You’ve probably heard the term “bridge loan” in the past and maybe you’re one of those who have taken advantage of one. But if you’re not familiar with a bridge loan, what they are and what they’re used for, it’s really a very handy financial tool buyers use to help finance a property they have in mind without depleting all of their savings. Or, the bridge loan can be used to offset some of the necessary funds needed in order to finance a new purchase. Let’s take a closer look at bridge loans and see how they’re used.
What’s a Bridge Loan
Bridge loans aren’t as common as other types of traditional financing and not all lenders offer them so it might take a little bit of research beforehand. A bridge loan is a form of temporary financing on an existing property. Much like a home equity loan, a bridge loan allows owners to pull out cash on a home to be used as a down payment on the new home without first having to sell the property. While that sounds remarkably similar to a home equity loan, many lenders won’t place a loan on any property that is listed for sale.
A bridge loan comes into play often when the buyers find a home they really want but need to sell their existing home first to come up with the funds for a down payment and closing costs. Instead of selling the home and perhaps losing out on their selected property, they can elect to take out a bridge loan which is used expressly for this purpose. A bridge loan helps get the buyers from Point A to Point B. In this instance, it’s financing the new home while the other home is waiting for an offer.
How It Works
For instance, a couple has their home listed for sale and it’s been on the market for a couple of weeks. There’s been some interest although no bona fide offers. They know the area where they want to live and they have a couple of homes in mind that are listed. Soon, they find a home in the perfect place priced below market- the sellers are obviously motivated. But they don’t have the funds needed for a down payment, even though they’re been preapproved for a new loan. We have lending sources that can provide bridge loan and it can be used to finance the next purchase while their existing home is waiting for an offer. They take out a bridge loan, use the proceeds to help with the down payment and closing costs.

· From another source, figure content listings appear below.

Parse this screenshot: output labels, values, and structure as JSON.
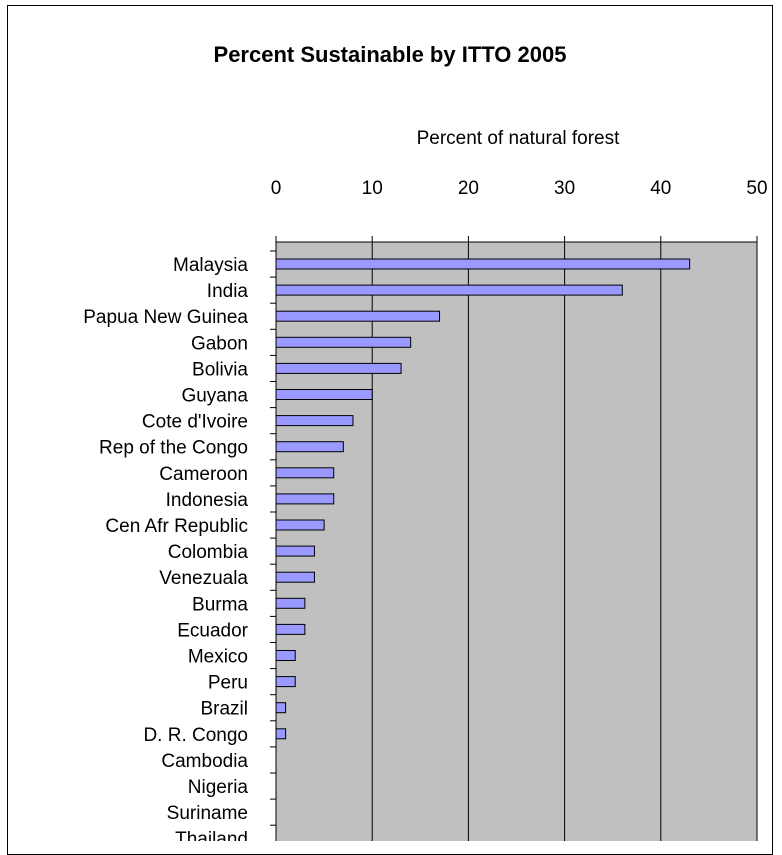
{
  "chart_data": {
    "type": "bar",
    "orientation": "horizontal",
    "title": "Percent Sustainable by ITTO 2005",
    "xlabel": "Percent of natural forest",
    "ylabel": "",
    "xlim": [
      0,
      50
    ],
    "x_ticks": [
      0,
      10,
      20,
      30,
      40,
      50
    ],
    "x_axis_position": "top",
    "grid": "vertical gridlines",
    "legend": "none",
    "categories": [
      "Malaysia",
      "India",
      "Papua New Guinea",
      "Gabon",
      "Bolivia",
      "Guyana",
      "Cote d'Ivoire",
      "Rep of the Congo",
      "Cameroon",
      "Indonesia",
      "Cen Afr Republic",
      "Colombia",
      "Venezuala",
      "Burma",
      "Ecuador",
      "Mexico",
      "Peru",
      "Brazil",
      "D. R. Congo",
      "Cambodia",
      "Nigeria",
      "Suriname",
      "Thailand"
    ],
    "values": [
      43,
      36,
      17,
      14,
      13,
      10,
      8,
      7,
      6,
      6,
      5,
      4,
      4,
      3,
      3,
      2,
      2,
      1,
      1,
      0,
      0,
      0,
      0
    ]
  },
  "colors": {
    "bar_fill": "#9999ff",
    "bar_stroke": "#000000",
    "plot_background": "#c0c0c0",
    "gridline": "#000000"
  }
}
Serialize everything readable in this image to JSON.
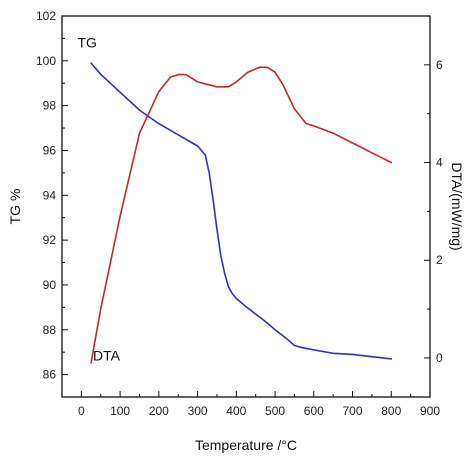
{
  "chart_data": {
    "type": "line",
    "title": "",
    "xlabel": "Temperature /°C",
    "ylabel_left": "TG %",
    "ylabel_right": "DTA/(mW/mg)",
    "xlim": [
      -50,
      900
    ],
    "ylim_left": [
      85,
      102
    ],
    "ylim_right": [
      -0.8,
      7.0
    ],
    "x_ticks": [
      0,
      100,
      200,
      300,
      400,
      500,
      600,
      700,
      800,
      900
    ],
    "y_left_ticks": [
      86,
      88,
      90,
      92,
      94,
      96,
      98,
      100,
      102
    ],
    "y_right_ticks": [
      0,
      2,
      4,
      6
    ],
    "grid": false,
    "series": [
      {
        "name": "TG",
        "axis": "left",
        "color": "#2f2fcc",
        "x": [
          25,
          50,
          100,
          150,
          200,
          250,
          280,
          300,
          320,
          330,
          340,
          350,
          360,
          370,
          380,
          390,
          400,
          420,
          450,
          480,
          500,
          530,
          550,
          570,
          600,
          650,
          700,
          750,
          800
        ],
        "y": [
          99.9,
          99.4,
          98.6,
          97.8,
          97.2,
          96.7,
          96.4,
          96.2,
          95.8,
          95.0,
          93.8,
          92.5,
          91.3,
          90.5,
          89.9,
          89.6,
          89.4,
          89.1,
          88.7,
          88.3,
          88.0,
          87.6,
          87.3,
          87.2,
          87.1,
          86.95,
          86.9,
          86.8,
          86.7
        ]
      },
      {
        "name": "DTA",
        "axis": "right",
        "color": "#c0282c",
        "x": [
          25,
          50,
          100,
          150,
          200,
          230,
          250,
          270,
          300,
          350,
          380,
          400,
          430,
          460,
          480,
          500,
          520,
          550,
          580,
          600,
          650,
          700,
          750,
          800
        ],
        "y": [
          -0.1,
          1.0,
          2.9,
          4.6,
          5.45,
          5.75,
          5.8,
          5.8,
          5.65,
          5.55,
          5.55,
          5.65,
          5.85,
          5.95,
          5.95,
          5.85,
          5.6,
          5.1,
          4.8,
          4.75,
          4.6,
          4.4,
          4.2,
          4.0
        ]
      }
    ],
    "annotations": [
      {
        "text": "TG",
        "series": "TG"
      },
      {
        "text": "DTA",
        "series": "DTA"
      }
    ]
  }
}
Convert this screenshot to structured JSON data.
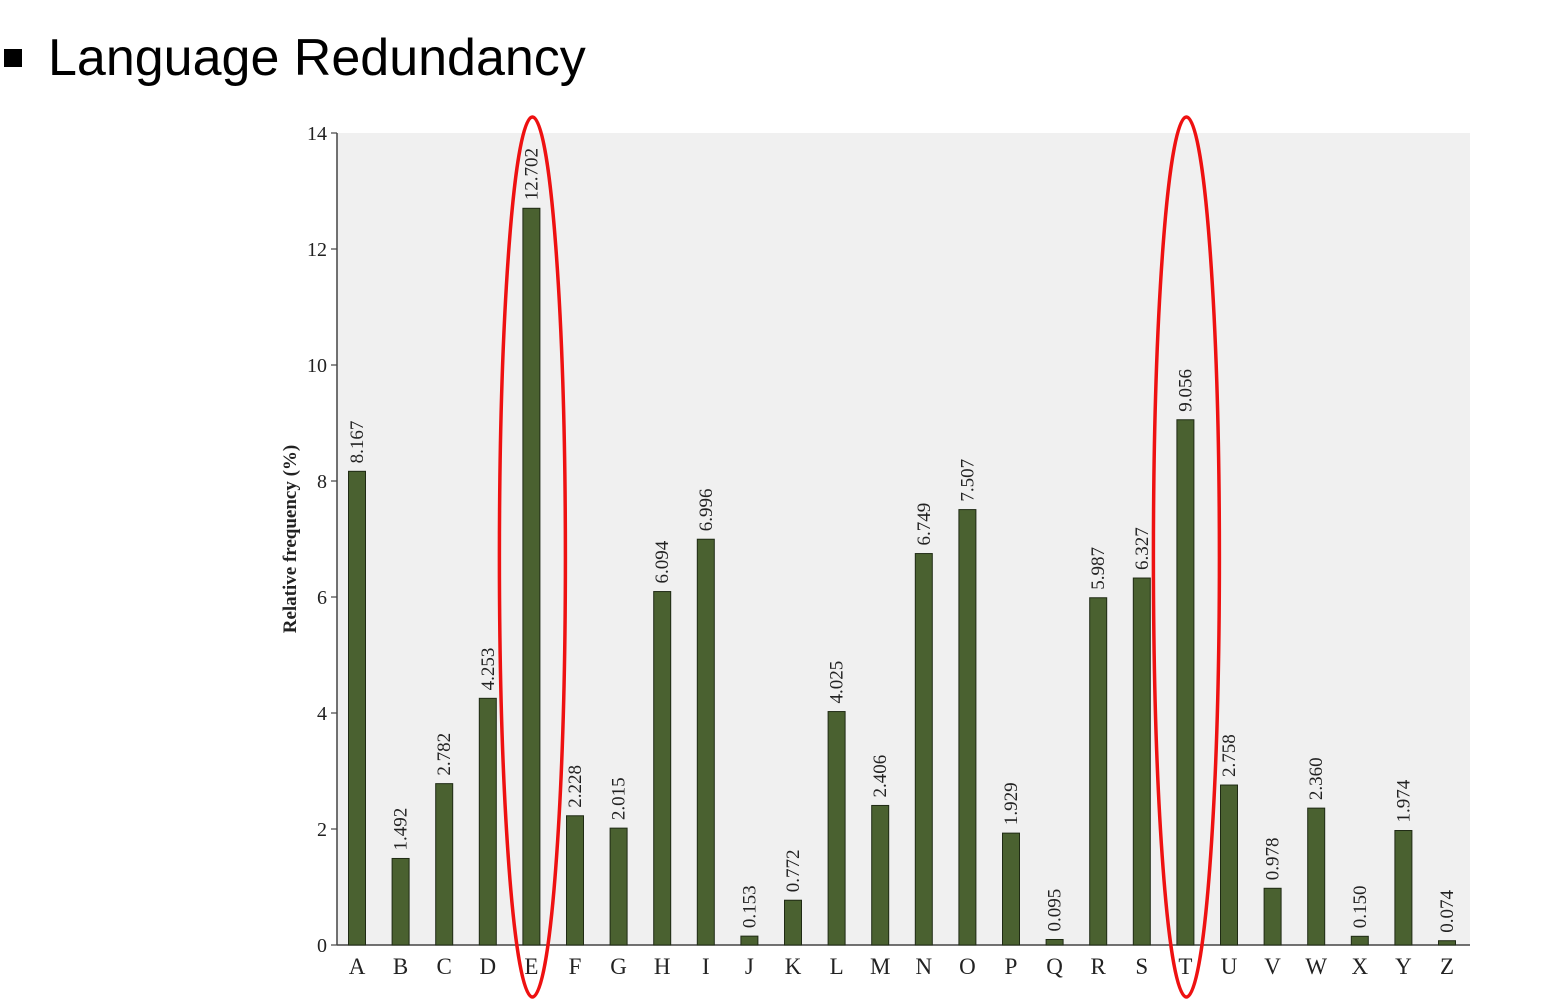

The borrower would still need to qualify with their existing mortgage as well as the new one. They do in fact qualify for two loans at the same time. They make their offer, it’s accepted and they closed within 30 days. Two weeks later, their old home sells, paying off the existing mortgage as well as the bridge loan.
Can a Bridge Loan Help?
Not everyone can qualify for two loans at once but for those that can handle both payments and are looking to purchase another home in which to live, a bridge loan can help.